Böyledir âşığın destanı. Korkmasına korkar, iyileşmek umuduyla yaralanır, bağışlanamaz olanı bağışlamaya çalışır. Unutmaya çalışır, olmayan şeylerin yasını tutar. Gün gelir unutur, belki yeniden âşık olur: Nihayetinde ortada destan vardır. Destanı yalan komak olmaz.
[1] To His Coy Mistress, Andrew Marvell. Çeviri tarafıma ait.
[2] Ayrıntılı bilgi için bkz: Sandra M. Lynch. (2013). Dostluk Üzerine. (Çev. Fermâ Lekesizalın), Ayrıntı.
[3] Ayrıntılı bilgi için bkz: M. Foucault. (1986). The Use of Pleasure: The History of Sexuality, II., Vintage Books.
[4] Aşkın nihai bir keder veya yaralanma olduğu, şarkılarda da net olarak gözükmektedir. Birçok şarkı, aşkın kişide açtığı yaraları, kişiye verdiği kasveti veya üzüntüyü anlatır. Aşkın bir iyileştirici olarak, keyifli ve heyecan verici bir şey olduğuna değinen pek az şarkı vardır.
[5] Haldun Taner (2015). Keşanlı Ali Destanı. Yapı Kredi Yayınları.

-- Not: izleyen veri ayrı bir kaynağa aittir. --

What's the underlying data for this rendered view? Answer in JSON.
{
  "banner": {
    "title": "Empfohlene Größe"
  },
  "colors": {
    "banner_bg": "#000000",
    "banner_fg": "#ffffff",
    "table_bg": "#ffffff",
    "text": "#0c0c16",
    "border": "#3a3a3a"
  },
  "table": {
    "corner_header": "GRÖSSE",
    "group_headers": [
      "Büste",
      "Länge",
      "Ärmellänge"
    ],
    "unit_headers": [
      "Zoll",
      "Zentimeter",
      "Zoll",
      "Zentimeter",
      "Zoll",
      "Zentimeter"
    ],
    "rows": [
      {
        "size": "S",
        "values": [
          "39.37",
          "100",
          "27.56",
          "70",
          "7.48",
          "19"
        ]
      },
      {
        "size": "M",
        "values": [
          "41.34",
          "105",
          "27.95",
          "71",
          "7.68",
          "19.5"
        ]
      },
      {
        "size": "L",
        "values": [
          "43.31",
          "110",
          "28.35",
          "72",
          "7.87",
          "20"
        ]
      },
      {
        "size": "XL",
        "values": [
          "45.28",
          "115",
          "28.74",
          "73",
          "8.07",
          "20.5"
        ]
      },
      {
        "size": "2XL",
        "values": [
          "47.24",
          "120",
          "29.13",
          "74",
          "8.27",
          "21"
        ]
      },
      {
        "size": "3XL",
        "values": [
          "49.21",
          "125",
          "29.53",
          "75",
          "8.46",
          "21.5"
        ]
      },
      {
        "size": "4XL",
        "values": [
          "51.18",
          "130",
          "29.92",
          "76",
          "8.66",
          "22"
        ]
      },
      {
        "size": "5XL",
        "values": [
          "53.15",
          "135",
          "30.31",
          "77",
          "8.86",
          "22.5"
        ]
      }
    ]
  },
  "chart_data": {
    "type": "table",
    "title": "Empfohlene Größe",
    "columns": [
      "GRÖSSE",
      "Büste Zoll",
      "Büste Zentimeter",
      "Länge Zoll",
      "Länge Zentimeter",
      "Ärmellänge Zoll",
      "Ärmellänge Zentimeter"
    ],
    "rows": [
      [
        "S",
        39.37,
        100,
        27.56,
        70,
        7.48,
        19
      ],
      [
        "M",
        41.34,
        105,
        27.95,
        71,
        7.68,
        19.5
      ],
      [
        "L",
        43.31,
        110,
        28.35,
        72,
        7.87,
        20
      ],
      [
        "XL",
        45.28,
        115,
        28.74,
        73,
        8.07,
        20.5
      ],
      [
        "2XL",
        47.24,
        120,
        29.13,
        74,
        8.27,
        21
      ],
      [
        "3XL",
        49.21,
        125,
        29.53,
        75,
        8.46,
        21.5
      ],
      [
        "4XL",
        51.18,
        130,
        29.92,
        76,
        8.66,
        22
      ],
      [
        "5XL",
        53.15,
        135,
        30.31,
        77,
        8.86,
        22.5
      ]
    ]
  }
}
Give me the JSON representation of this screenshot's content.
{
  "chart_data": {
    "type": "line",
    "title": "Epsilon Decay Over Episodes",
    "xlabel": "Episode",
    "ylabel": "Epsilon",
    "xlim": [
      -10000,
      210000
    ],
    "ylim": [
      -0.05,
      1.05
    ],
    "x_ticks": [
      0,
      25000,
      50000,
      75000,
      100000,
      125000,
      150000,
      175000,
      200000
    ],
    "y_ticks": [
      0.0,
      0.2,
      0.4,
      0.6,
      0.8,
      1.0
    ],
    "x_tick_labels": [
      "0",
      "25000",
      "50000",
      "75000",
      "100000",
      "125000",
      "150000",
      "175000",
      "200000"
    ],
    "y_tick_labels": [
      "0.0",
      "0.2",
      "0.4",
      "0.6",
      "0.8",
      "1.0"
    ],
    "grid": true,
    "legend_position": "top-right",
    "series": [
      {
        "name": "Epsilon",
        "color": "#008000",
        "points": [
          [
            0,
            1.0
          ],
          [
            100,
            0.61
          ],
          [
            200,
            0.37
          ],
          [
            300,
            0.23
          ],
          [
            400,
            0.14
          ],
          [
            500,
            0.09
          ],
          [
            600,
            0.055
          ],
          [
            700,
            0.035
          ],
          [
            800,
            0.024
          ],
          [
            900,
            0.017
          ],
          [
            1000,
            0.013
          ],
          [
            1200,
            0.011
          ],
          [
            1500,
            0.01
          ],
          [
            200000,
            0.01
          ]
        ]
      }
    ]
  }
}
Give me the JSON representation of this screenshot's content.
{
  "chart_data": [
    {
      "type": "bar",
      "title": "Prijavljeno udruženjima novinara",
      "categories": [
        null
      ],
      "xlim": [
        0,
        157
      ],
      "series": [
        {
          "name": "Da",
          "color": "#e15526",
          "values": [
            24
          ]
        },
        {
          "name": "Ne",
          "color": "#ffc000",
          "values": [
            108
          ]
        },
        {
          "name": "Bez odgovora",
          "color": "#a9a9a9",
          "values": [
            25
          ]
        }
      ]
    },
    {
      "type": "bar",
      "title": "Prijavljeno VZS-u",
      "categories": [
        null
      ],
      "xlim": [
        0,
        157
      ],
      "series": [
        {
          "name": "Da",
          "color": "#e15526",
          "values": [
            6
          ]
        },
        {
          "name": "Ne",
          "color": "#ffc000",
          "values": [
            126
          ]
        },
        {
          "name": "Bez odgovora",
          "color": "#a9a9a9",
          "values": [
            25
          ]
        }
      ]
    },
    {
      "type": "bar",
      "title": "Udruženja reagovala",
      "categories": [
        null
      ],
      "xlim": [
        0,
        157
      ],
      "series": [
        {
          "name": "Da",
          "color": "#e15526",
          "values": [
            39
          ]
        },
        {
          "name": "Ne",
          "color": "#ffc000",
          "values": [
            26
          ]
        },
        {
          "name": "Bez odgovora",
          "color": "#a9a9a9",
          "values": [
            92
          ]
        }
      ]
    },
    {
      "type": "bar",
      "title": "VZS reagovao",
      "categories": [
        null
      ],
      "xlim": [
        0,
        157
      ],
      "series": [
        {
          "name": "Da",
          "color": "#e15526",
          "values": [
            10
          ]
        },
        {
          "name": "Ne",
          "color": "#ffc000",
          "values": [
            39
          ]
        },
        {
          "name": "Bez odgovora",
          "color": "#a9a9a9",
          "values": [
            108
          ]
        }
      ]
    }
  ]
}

[6] Niklas Luhmann. (2014). Aşk. (Çev. Akın Terzi). Edebi Şeyler.
[7] Ernest Hemingway. (2018). Çanlar Kimin İçin Çalıyor. (Çev. Erol Mutlu). Bilgi Yayınevi.
[8] Alexandre Dumas. (2019). Üç Silahşör. (Çev. Volkan Yalçıntoklu). İş Bankası Kültür Yayınları.
[9] Zeynep Sayın, İmgenin Pornografisi adlı eserinde, Plinius’un Doğa Tarihi’ndeki bir anlatıyı aktarır: “…sevgilisi uzaklara giden bir kadının, onun gölgesini ‘resimsilkme’ denen yöntemle resmetmesiyle gerçekleşmiş, kadının âşık olduğu erkeğin gölgesi, sevilen bedenin varlığıyla yokluğu arası bir varoluşu esinlemiştir” (s.37). Kadın, geçip gitmiş olanı, eski zamana ait olanı, kendi isteğiyle şimdi’ye çağırır. Zamana ve mekâna olan bağımsızlık tek taraflıdır ama kalıcıdır.
[10] Eski Yunancada psyche kelimesi, ruh, nefes veya can anlamlarına gelir.
[11] Eski Yunan anlatılarında, tanrıların kıskanç olduğu sıkça dile getirilir. Bu, aslında insanların aşırıya kaçmamaları ve ölçülü olmaları için verilmiş bir gözdağıdır. Herhangi bir şeyde aşırıya kaçtıklarında, tanrılar ya kıskanır ya da kızarlar. Eski Yunan toplumunda, en büyük günahlardan biri, bu yüzden hubris’tir; aşırıya kaçma, haddini aşma veya kibir. Psyche güzellikte haddini aşmış, Afrodit’i sinirlendirmiştir.
[12] Jacques Derrida. (2001). On Forgiveness. (Çev. Mark Dooley ve Michael Hughes). Routledge.